O VOO DA NÃO-EXISTÊNCIA

O VOO DA NÃO-EXISTÊNCIA

        

Levantei-me, ainda sonolento, com aquela espécie de sonolência que nos tira a paz logo nos primeiros instantes intermináveis de uma manhã sem sol. Cambaleei até a pia do banheiro sem saber por quais caminhos havia andado, como se houvesse acordado de um sono profundamente arrebatador, que ignorava todos os afazeres de uma pobre alma mortal ao iniciar seu percurso durante a manhã. O fato é que olhei para aquele objeto refletidor de minha face e não me encontrei naquele que vi. Parecia mais velho, cansado, alguém que eu não conhecia e que, entretanto, minhas entranhas pareciam avistar. Enchi as palmas de água, que escorria tranquilamente pelos vãos dos dedos semiabertos, sem que nada e ninguém pudessem prendê-la. Mesmo que se fizesse uma força extrema, ela estaria ali correndo, se distanciando a cada segundo de um tempo anacrônico que não se pode prender.

Comecei a ver as faces ao meu redor e não entendia o que poderia ter me acontecido. Havia sangue em minhas mãos, sangue no lençol, palmas vermelhas escorridas pelas paredes brancas de meu quarto que mais se parecia com uma sela monástica, usada por muito tempo como prisão de um monge cuja loucura o havia levado a morte. Mas qual seria a relação desse ser arquetípico com minha imagem refletida há pouco no espelho? Seria eu próprio um ser desalmado, vivendo entre todos e ninguém, alheio a todas as coisas ao meu redor, não me importando com ideias marxistas de união e defesa do bem comum?

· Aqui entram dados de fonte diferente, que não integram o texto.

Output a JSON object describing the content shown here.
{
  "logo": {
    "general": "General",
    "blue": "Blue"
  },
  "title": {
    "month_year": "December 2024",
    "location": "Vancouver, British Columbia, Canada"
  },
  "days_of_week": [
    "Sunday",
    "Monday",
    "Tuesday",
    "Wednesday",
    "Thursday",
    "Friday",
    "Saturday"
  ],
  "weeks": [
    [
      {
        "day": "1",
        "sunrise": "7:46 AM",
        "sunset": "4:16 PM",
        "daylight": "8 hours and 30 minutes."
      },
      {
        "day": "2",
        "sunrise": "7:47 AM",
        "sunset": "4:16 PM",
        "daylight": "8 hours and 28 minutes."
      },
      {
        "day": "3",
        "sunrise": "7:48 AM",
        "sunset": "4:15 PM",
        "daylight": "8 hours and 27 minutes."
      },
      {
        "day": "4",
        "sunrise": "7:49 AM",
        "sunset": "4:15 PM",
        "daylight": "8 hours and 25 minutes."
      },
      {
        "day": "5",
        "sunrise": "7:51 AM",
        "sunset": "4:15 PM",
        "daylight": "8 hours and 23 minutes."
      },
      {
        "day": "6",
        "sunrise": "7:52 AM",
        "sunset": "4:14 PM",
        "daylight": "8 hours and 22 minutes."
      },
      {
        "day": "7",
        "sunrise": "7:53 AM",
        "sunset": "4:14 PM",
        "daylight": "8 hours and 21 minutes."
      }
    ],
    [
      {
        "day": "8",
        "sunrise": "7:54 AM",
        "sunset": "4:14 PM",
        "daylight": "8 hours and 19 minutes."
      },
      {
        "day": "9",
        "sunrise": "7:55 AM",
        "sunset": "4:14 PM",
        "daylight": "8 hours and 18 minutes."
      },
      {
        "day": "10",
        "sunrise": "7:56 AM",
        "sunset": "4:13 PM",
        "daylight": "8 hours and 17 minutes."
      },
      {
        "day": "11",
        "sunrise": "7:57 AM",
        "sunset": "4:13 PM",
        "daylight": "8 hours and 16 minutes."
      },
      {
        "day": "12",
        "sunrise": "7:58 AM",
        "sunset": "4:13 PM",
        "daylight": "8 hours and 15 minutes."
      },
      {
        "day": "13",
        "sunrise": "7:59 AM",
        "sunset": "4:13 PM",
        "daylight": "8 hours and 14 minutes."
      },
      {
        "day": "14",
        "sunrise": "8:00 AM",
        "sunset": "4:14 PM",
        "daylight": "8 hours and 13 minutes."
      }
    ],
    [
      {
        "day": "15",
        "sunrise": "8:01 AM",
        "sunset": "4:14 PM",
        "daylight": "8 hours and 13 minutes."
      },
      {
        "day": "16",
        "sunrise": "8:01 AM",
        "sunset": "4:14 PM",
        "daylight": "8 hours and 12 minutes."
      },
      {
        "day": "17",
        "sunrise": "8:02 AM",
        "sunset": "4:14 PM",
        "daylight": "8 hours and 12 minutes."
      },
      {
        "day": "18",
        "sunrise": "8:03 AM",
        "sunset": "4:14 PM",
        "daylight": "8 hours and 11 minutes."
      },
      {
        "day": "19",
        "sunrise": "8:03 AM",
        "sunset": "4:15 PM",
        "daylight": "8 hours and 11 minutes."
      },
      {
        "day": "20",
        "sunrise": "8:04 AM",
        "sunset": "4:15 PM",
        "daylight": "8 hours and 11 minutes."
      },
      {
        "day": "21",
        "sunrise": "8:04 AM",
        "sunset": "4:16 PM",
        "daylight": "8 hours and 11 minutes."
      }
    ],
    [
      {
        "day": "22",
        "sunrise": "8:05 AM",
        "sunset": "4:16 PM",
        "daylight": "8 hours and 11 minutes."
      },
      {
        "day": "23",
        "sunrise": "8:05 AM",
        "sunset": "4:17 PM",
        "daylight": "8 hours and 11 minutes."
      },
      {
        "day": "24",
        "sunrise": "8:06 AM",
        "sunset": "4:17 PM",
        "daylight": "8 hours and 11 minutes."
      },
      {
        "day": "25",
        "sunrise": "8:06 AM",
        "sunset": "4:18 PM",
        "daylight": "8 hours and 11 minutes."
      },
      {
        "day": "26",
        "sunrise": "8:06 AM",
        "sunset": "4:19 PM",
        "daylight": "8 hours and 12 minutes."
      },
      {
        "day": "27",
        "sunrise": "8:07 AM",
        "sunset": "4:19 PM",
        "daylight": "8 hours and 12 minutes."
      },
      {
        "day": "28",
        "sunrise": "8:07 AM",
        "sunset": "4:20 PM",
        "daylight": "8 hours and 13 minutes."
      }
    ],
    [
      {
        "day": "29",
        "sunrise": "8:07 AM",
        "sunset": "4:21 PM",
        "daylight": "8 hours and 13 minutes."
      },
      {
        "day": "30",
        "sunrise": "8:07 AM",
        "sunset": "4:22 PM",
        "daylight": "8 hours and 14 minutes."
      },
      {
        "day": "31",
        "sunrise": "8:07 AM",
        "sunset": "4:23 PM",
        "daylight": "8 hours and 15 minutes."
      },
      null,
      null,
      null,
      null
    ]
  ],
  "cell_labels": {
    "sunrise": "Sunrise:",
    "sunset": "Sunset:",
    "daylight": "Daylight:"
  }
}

Tudo isso não fazia sentido, pois as pessoas choravam amarguradas em volta de uma urna de imbuia maciça que trazia dentro de si uma bela moça que estava dormindo. Havia flores ao seu redor e o cheiro de morte inflamava minhas narinas que pareciam ver além de meus olhos, mortos, inefavelmente fechados a uma realidade além da existência. Sentei-me em uma poltrona, ao lado de um casal que conversava baixinho, sem que os outros ao redor notassem sua presença diante do defunto estático. Conversavam sobre a beleza da vida e do amor, o que me deu a percepção surreal de que era a primeira vez que os apaixonados se falavam. Combinaram sair juntos no próximo dia e, provavelmente, iniciariam um romance que começara à beira da morte, ao lado de um corpo sem vida, sem mais nenhuma intenção verdadeiramente palpável de existir.

Ao menos o jardim era belo, e a procissão se iniciara conforme pedia os modos e costumes familiares, aos dizeres de um pai-nosso sem sentido que se perdia no ar, dito monotonamente sem se pensar naquilo que significava cada palavra. A madeira foi descendo devagar, silenciosamente e branda, diante dos rostos desfigurados e malhados pelo dia-a-dia de uma vida ontologicamente sem sentido, sofrida, sem alegria, desmitificada e desmistificada a cada segundo por um nada incondicional.

Não haveria condições de continuar a viver, isso era um fato dado que percebia ali nos meus aposentos, rodeado de sangue e delirantemente desbotado pelo sabor acre de uma amarga solidão. Olhei através da janela entreaberta e os pássaros plainavam livres no ar, estranhos aos meus sentimentos mais profundos, cálice de flor que desabrocha e logo depois se entrega nos braços de um não-viver semieterno, pois existir é apenas mais um ato da minha insignificante vida.

Tomei distância, pensei, estagnado, no que ia fazer. Corri em direção à janela e minha cabeça ficou vazia, de um vácuo impreenchível e, assim, sem pensar em nada, lancei-me contra o vidro de minha liberdade e voei como os alheios pássaros em direção de uma eterna não-existência indecifrável.